Hannah Jocelyn: The double meaning behind “we ain’t never getting older” is actually kind of awesome — in one line both supporting Peter Pan syndrome and acknowledging the consequences of never maturing or learning from mistakes. If the rest of the song didn’t feel like they started with that line and clumsily try to work backwards (firstly, when did Blink-182 replace Radiohead as the go-to name check?), it would be even better.
[5]

Lilly Gray: Halsey and the man-voice from the Chainsmokers are a fatal combination. All the blasé summary crap I can muster is, in fact, perfect for this clumping ping-pong dentist office top 40, perfectly uninspired to the point where it seems the lyrics were culled from one of those word clouds Facebook makes out of top search terms. 
[1]

Alfred Soto: The light electronic touches, like Panko crumbs on breaded chicken, add heft and crunch to tracks this gormless but not depth, and they do nothing for the ridiculous lyrics and 1-900-SINCERE vocals.
[1]

Katie Gill: Horrible slant rhymes they’re trying to play serious AND an obnoxious electronic drop; pop music doesn’t deserve this. Also, I’ve never gotten the cult of Halsey, and this song doesn’t really do anything to change my opinion of her. You could have told me that the female vocalist was a session vocalist and I would believe you entirely.
[2]

Lauren Gilbert: This is dreadful. The Chainsmokers weren’t exactly coming off as musical geniuses, but I just want to tell the girl in this song to run. This doesn’t even work as an anthem of youth that cares more about hooks than music (à la the much underrated “Here’s To Never Growing Up“).  I’m not sure what’s going on with her car — Is it broken down? Or is it too expensive? Is it both? Why? — and Halsey is playing the same MPDG character she does in interviews (the same girl Tove Lo satirizes in in “Cool Girl”). I’ll give it a [2] for a catchy hook, but I’m beginning to resent The Chainsmokers for being everything that’s wrong in pop music.
[2]

Thomas Inskeep: God, downtempo EDM-pop is depressing. Can we call this E(D)M-o?
[3]

Cassy Gress: It’s not a metaphor I’d apply to all duets, but bear with me: imagine Andrew Taggart and Halsey are figure skaters in a pairs competition. The music insistently loops the same pattern; they are enticed to spin throughout. Though the rotation of their spins is well-synchronized, Halsey’s spin is powerful and emphatic, while Andrew’s is tight and clunky. That repetitive musical pattern crops up again and again, so the majority of the long form presentation is comprised of their awkward spinning. When questioned by journalists later about the low-difficulty nature of their performance, they claim it was meant to be “sort of comical.” Andrew gives a shout-out to his crew.
[2]

Crystal Leww: There are not a lot of true duets in EDM. If there are male and female voices on an EDM track, they are usually trading vocal and chorus duties, or someone shows up for the bridge only.

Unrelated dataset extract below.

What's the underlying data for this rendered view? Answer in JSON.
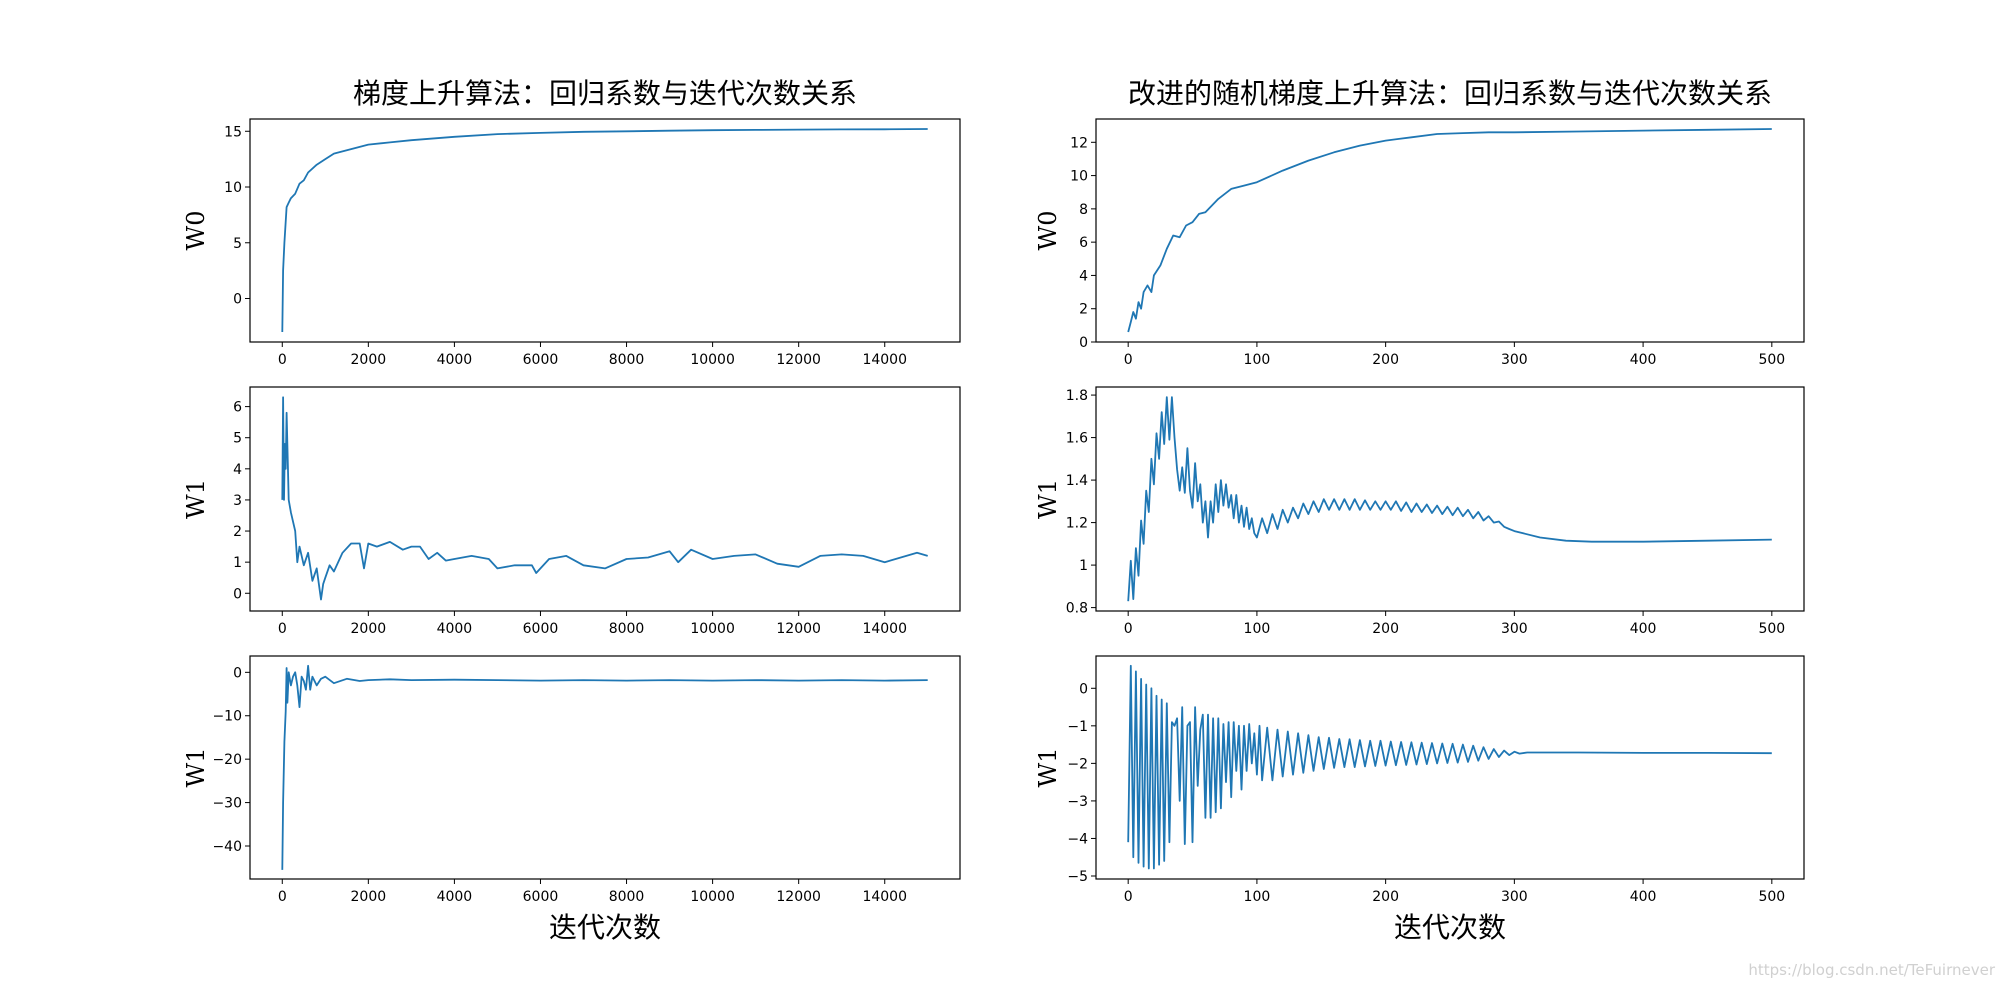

The Chainsmokers bros finally show up as vocalists on their own track to truly duet with Feelings Teen Halsey, and the result is an Extremely Sad Extremely Banger tune. I love the competing points of view; I am reminded of Aluna Francis’ (one-sided) take on “I Remember,” and how both of these dance songs feel so oddly specific in the memories that are given meaning. Chainsmokers bro and Halsey have different variations in their verses, but the chorus remains the same for both. I, too, sometimes wonder if the boys I adored think about the same moments as I do.
[8]

Katherine St Asaph: Let us stage this, the most passionless play: that of mediocre sex with your ex. The Chainsmokers can’t write a song without contempt for girls, so our characters are Sad Rich Doormat — “the spoiled girls of college who have family money but also live this dichotomy of the broke college life,” in their words — and Everybro. They’re both composites, but where Everybro is just like you, SRD is just like all of them. Our setting is, inexplicably, a hotel bar, i.e. the hookup grounds of those who have grown older; but the Chainsmokers evidently don’t know how hotels work because Everybro ditches the room one of them presumably rented to fuck on SRD’s backseat and/or shitty stolen mattress. It’s a bare-bones set, where place names stand in for realism and Blink-182 references stand in for emotional depth. The script is shoddy; taken literally Everybro directs SRD to bite her own shoulder, which suggests the Chainsmokers know neither grammar nor sex. The mood, strangely, is just right; Everybro and SRD ride the deceptively easy groove off into the bedsit. But the morning after, it leaves no impression.
[4]

Brad Shoup: The halting keyboard riff is the sound of machines breaking down mid-mediation. Its near-funk syncopation is all the more human for sounding like failure. Halsey mentions Blink-182 in the song and the Chainsmokers mention Taking Back Sunday on Genius; both bands at this point would imbue “we ain’t never getting older” with the irony I think the guys intended. But coming as it does at the end of a rhymerush, it barely registers as a punchline — not until Halsey starts leaning into it.
[7]

Megan Harrington: Have you ever experienced the incongruence of a dreamy Tumblr aesthetic post and the reality of your own shitty life? How are your sunsets? Just regular? You need more “Closer” in your life. It’s not the only song to fuse heartbreaking pastel sonics with cruddy memories, but it’s certainly the best of this calendar year, and it will make your dirty bedsheets appear romantically rumpled. Halsey is the song’s not-at-all-secret weapon, its open strength — she is the only performer capable of pulling “Closer” off. Though it’s no small feat to transform the drudge into the aesthetic drudge, “Closer” does one better, giving us a song about sexy naked ambition and the unsexy emotional fallout and putting it in Halsey’s hands. She’s one of the most complicated pop stars to emerge from the young Millennial set and she sells the song as an even split between frustrating lust and hope. The way she nails this precarious balance is the reason why your life feels instantly slightly more glamorous just for pressing play.